Advantages and Disadvantages of Earning Per Share
Earnings Per Share is the company earnings that contribute to each individual share, it arrives from the total income and is divided by the number of shares outstanding. Earnings per share only calculate over the commons share, we exclude the preferred share and other types of share.
It is one of the financial tools that show the return that shareholders receive from investing in the company. The investors pay high attention over this ratio as it tells the number of return that they will get. Even the company has huge profits, but it does not mean that the individual shareholder receives a good return.
Earning Per Share Formula
\[EPS = {Total\ Earnings \over Number\ of\ Outstanding\ Shares}\] |
Advantages of Earning per Share
- Reflect with Share price: the earning per share is one of the factors which has a significant impact on the share price. A company with high EPS will have a higher share price.
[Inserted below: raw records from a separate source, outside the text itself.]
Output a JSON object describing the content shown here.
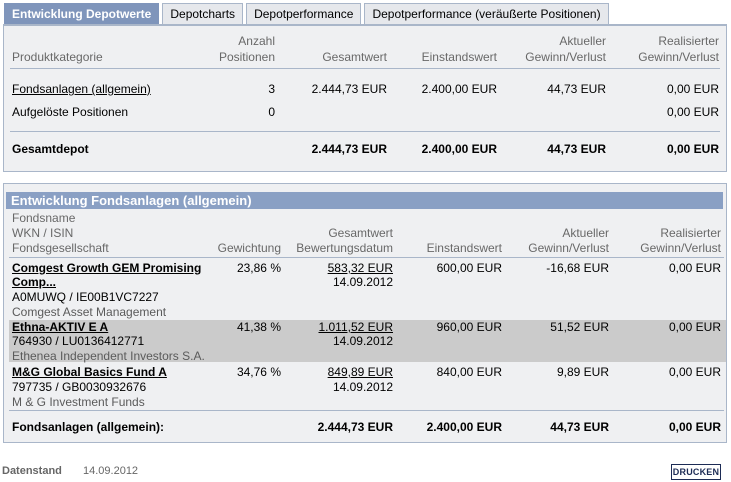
{
  "tabs": [
    "Entwicklung Depotwerte",
    "Depotcharts",
    "Depotperformance",
    "Depotperformance (veräußerte Positionen)"
  ],
  "summary": {
    "headers": {
      "kategorie": "Produktkategorie",
      "anzahl1": "Anzahl",
      "anzahl2": "Positionen",
      "gesamtwert": "Gesamtwert",
      "einstandswert": "Einstandswert",
      "aktueller1": "Aktueller",
      "aktueller2": "Gewinn/Verlust",
      "realisiert1": "Realisierter",
      "realisiert2": "Gewinn/Verlust"
    },
    "rows": [
      {
        "kategorie": "Fondsanlagen (allgemein)",
        "anzahl": "3",
        "gesamtwert": "2.444,73 EUR",
        "einstandswert": "2.400,00 EUR",
        "aktueller": "44,73 EUR",
        "realisiert": "0,00 EUR"
      },
      {
        "kategorie": "Aufgelöste Positionen",
        "anzahl": "0",
        "gesamtwert": "",
        "einstandswert": "",
        "aktueller": "",
        "realisiert": "0,00 EUR"
      }
    ],
    "total": {
      "label": "Gesamtdepot",
      "gesamtwert": "2.444,73 EUR",
      "einstandswert": "2.400,00 EUR",
      "aktueller": "44,73 EUR",
      "realisiert": "0,00 EUR"
    }
  },
  "funds": {
    "title": "Entwicklung Fondsanlagen (allgemein)",
    "headers": {
      "fondsname": "Fondsname",
      "wkn": "WKN / ISIN",
      "gesellschaft": "Fondsgesellschaft",
      "gewichtung": "Gewichtung",
      "gesamtwert1": "Gesamtwert",
      "gesamtwert2": "Bewertungsdatum",
      "einstandswert": "Einstandswert",
      "aktueller1": "Aktueller",
      "aktueller2": "Gewinn/Verlust",
      "realisiert1": "Realisierter",
      "realisiert2": "Gewinn/Verlust"
    },
    "rows": [
      {
        "name1": "Comgest Growth GEM Promising",
        "name2": "Comp...",
        "wkn": "A0MUWQ /  IE00B1VC7227",
        "gesellschaft": "Comgest Asset Management",
        "gewichtung": "23,86 %",
        "gesamtwert": "583,32 EUR",
        "datum": "14.09.2012",
        "einstandswert": "600,00 EUR",
        "aktueller": "-16,68 EUR",
        "realisiert": "0,00 EUR"
      },
      {
        "name1": "Ethna-AKTIV E A",
        "name2": "",
        "wkn": "764930 /  LU0136412771",
        "gesellschaft": "Ethenea Independent Investors S.A.",
        "gewichtung": "41,38 %",
        "gesamtwert": "1.011,52 EUR",
        "datum": "14.09.2012",
        "einstandswert": "960,00 EUR",
        "aktueller": "51,52 EUR",
        "realisiert": "0,00 EUR"
      },
      {
        "name1": "M&G Global Basics Fund A",
        "name2": "",
        "wkn": "797735 /  GB0030932676",
        "gesellschaft": "M & G Investment Funds",
        "gewichtung": "34,76 %",
        "gesamtwert": "849,89 EUR",
        "datum": "14.09.2012",
        "einstandswert": "840,00 EUR",
        "aktueller": "9,89 EUR",
        "realisiert": "0,00 EUR"
      }
    ],
    "total": {
      "label": "Fondsanlagen (allgemein):",
      "gesamtwert": "2.444,73 EUR",
      "einstandswert": "2.400,00 EUR",
      "aktueller": "44,73 EUR",
      "realisiert": "0,00 EUR"
    }
  },
  "footer": {
    "label": "Datenstand",
    "date": "14.09.2012",
    "print": "DRUCKEN"
  }
}
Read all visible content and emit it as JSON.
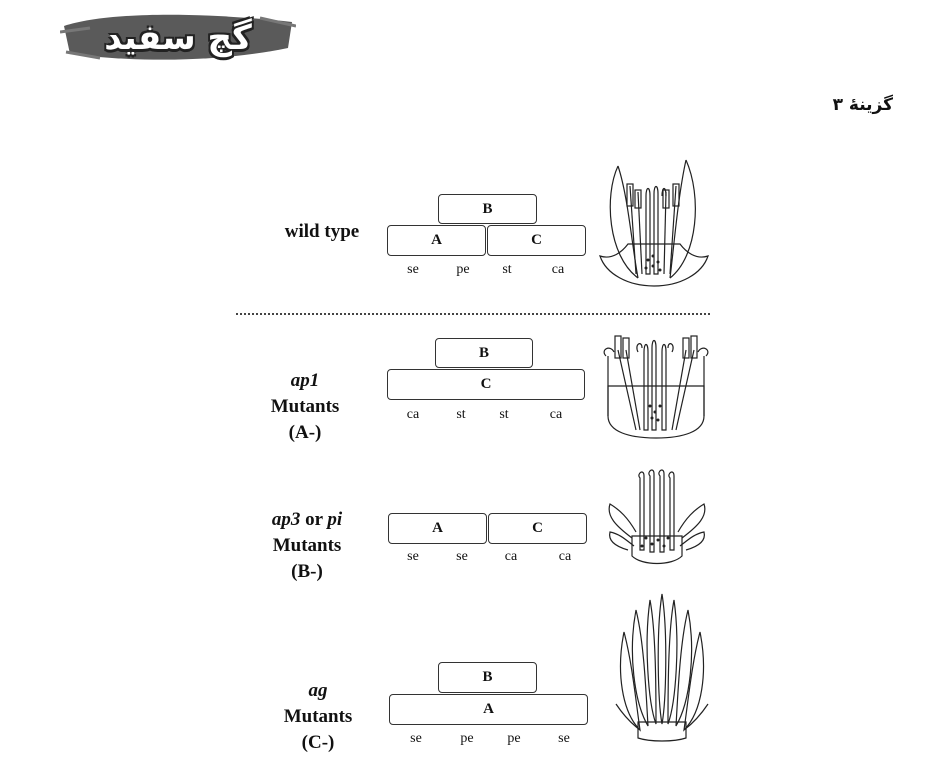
{
  "logo": {
    "text": "گچ سفید"
  },
  "answer_text": "گزینهٔ ۳",
  "rows": [
    {
      "label": {
        "pre_italic": "",
        "italic": "",
        "post": "wild type",
        "line2": "",
        "line3": ""
      },
      "boxes": {
        "top": "B",
        "bottom_left": "A",
        "bottom_right": "C"
      },
      "whorls": [
        "se",
        "pe",
        "st",
        "ca"
      ]
    },
    {
      "label": {
        "italic": "ap1",
        "line2": "Mutants",
        "line3": "(A-)"
      },
      "boxes": {
        "top": "B",
        "bottom": "C"
      },
      "whorls": [
        "ca",
        "st",
        "st",
        "ca"
      ]
    },
    {
      "label": {
        "italic_a": "ap3",
        "mid": " or ",
        "italic_b": "pi",
        "line2": "Mutants",
        "line3": "(B-)"
      },
      "boxes": {
        "left": "A",
        "right": "C"
      },
      "whorls": [
        "se",
        "se",
        "ca",
        "ca"
      ]
    },
    {
      "label": {
        "italic": "ag",
        "line2": "Mutants",
        "line3": "(C-)"
      },
      "boxes": {
        "top": "B",
        "bottom": "A"
      },
      "whorls": [
        "se",
        "pe",
        "pe",
        "se"
      ]
    }
  ],
  "colors": {
    "ink": "#222222",
    "logo_brush": "#555555",
    "background": "#ffffff"
  }
}
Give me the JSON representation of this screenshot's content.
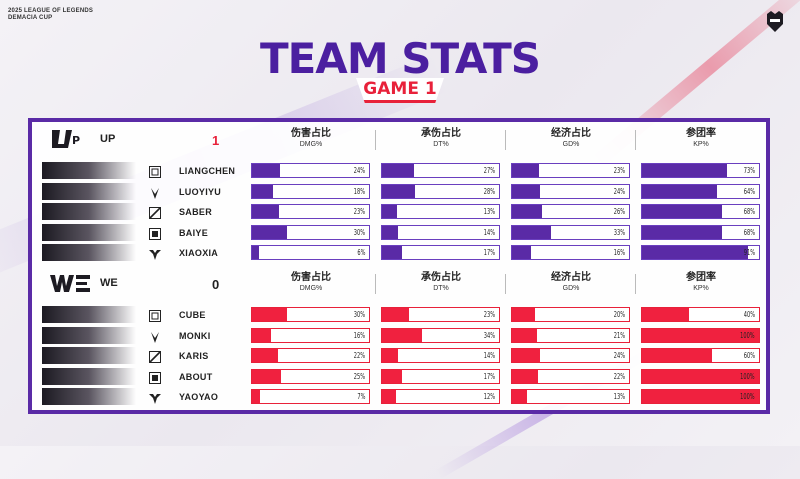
{
  "brand": {
    "line1": "2025 LEAGUE OF LEGENDS",
    "line2": "DEMACIA CUP"
  },
  "title": "TEAM STATS",
  "subtitle": "GAME 1",
  "columns": [
    {
      "cn": "伤害占比",
      "en": "DMG%"
    },
    {
      "cn": "承伤占比",
      "en": "DT%"
    },
    {
      "cn": "经济占比",
      "en": "GD%"
    },
    {
      "cn": "参团率",
      "en": "KP%"
    }
  ],
  "colors": {
    "primary": "#5a2aa6",
    "accent": "#e8213a",
    "title": "#4b1fa0"
  },
  "teams": [
    {
      "name": "UP",
      "score": "1",
      "logo_text": "UP",
      "players": [
        {
          "name": "LIANGCHEN",
          "role_icon": "top-lane-icon",
          "dmg": "24%",
          "dt": "27%",
          "gd": "23%",
          "kp": "73%",
          "dmg_v": 24,
          "dt_v": 27,
          "gd_v": 23,
          "kp_v": 73
        },
        {
          "name": "LUOYIYU",
          "role_icon": "jungle-icon",
          "dmg": "18%",
          "dt": "28%",
          "gd": "24%",
          "kp": "64%",
          "dmg_v": 18,
          "dt_v": 28,
          "gd_v": 24,
          "kp_v": 64
        },
        {
          "name": "SABER",
          "role_icon": "mid-lane-icon",
          "dmg": "23%",
          "dt": "13%",
          "gd": "26%",
          "kp": "68%",
          "dmg_v": 23,
          "dt_v": 13,
          "gd_v": 26,
          "kp_v": 68
        },
        {
          "name": "BAIYE",
          "role_icon": "bot-lane-icon",
          "dmg": "30%",
          "dt": "14%",
          "gd": "33%",
          "kp": "68%",
          "dmg_v": 30,
          "dt_v": 14,
          "gd_v": 33,
          "kp_v": 68
        },
        {
          "name": "XIAOXIA",
          "role_icon": "support-icon",
          "dmg": "6%",
          "dt": "17%",
          "gd": "16%",
          "kp": "91%",
          "dmg_v": 6,
          "dt_v": 17,
          "gd_v": 16,
          "kp_v": 91
        }
      ]
    },
    {
      "name": "WE",
      "score": "0",
      "logo_text": "WE",
      "players": [
        {
          "name": "CUBE",
          "role_icon": "top-lane-icon",
          "dmg": "30%",
          "dt": "23%",
          "gd": "20%",
          "kp": "40%",
          "dmg_v": 30,
          "dt_v": 23,
          "gd_v": 20,
          "kp_v": 40
        },
        {
          "name": "MONKI",
          "role_icon": "jungle-icon",
          "dmg": "16%",
          "dt": "34%",
          "gd": "21%",
          "kp": "100%",
          "dmg_v": 16,
          "dt_v": 34,
          "gd_v": 21,
          "kp_v": 100
        },
        {
          "name": "KARIS",
          "role_icon": "mid-lane-icon",
          "dmg": "22%",
          "dt": "14%",
          "gd": "24%",
          "kp": "60%",
          "dmg_v": 22,
          "dt_v": 14,
          "gd_v": 24,
          "kp_v": 60
        },
        {
          "name": "ABOUT",
          "role_icon": "bot-lane-icon",
          "dmg": "25%",
          "dt": "17%",
          "gd": "22%",
          "kp": "100%",
          "dmg_v": 25,
          "dt_v": 17,
          "gd_v": 22,
          "kp_v": 100
        },
        {
          "name": "YAOYAO",
          "role_icon": "support-icon",
          "dmg": "7%",
          "dt": "12%",
          "gd": "13%",
          "kp": "100%",
          "dmg_v": 7,
          "dt_v": 12,
          "gd_v": 13,
          "kp_v": 100
        }
      ]
    }
  ]
}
- Real profit for investors: EPS reflects a return to shareholders. This tool accurately determines the amount of return that shareholders receive from their investment in addtion to capital gain.
- Easy to calculate: The calculation of EPS is simple and straightforward, we simply take the total profit and divide it by the number of outstanding shares. Both figures can be found in the financial statement.
- Measure company performance: it is one of the tools to measure company performance. The higher the ratio, the better company is performing.
Disadvantages of Earning per Share
- Easy manipulate: Management can manipulate the earning by using different accounting treatments and policies.
- Not taking into account the share price: When we evaluate the company’s performance by using EPS, we completely ignore the share price.
- Negative EPS: When the company is making a loss, there will be a negative EPS. It is very hard to measure the company with negative EPS.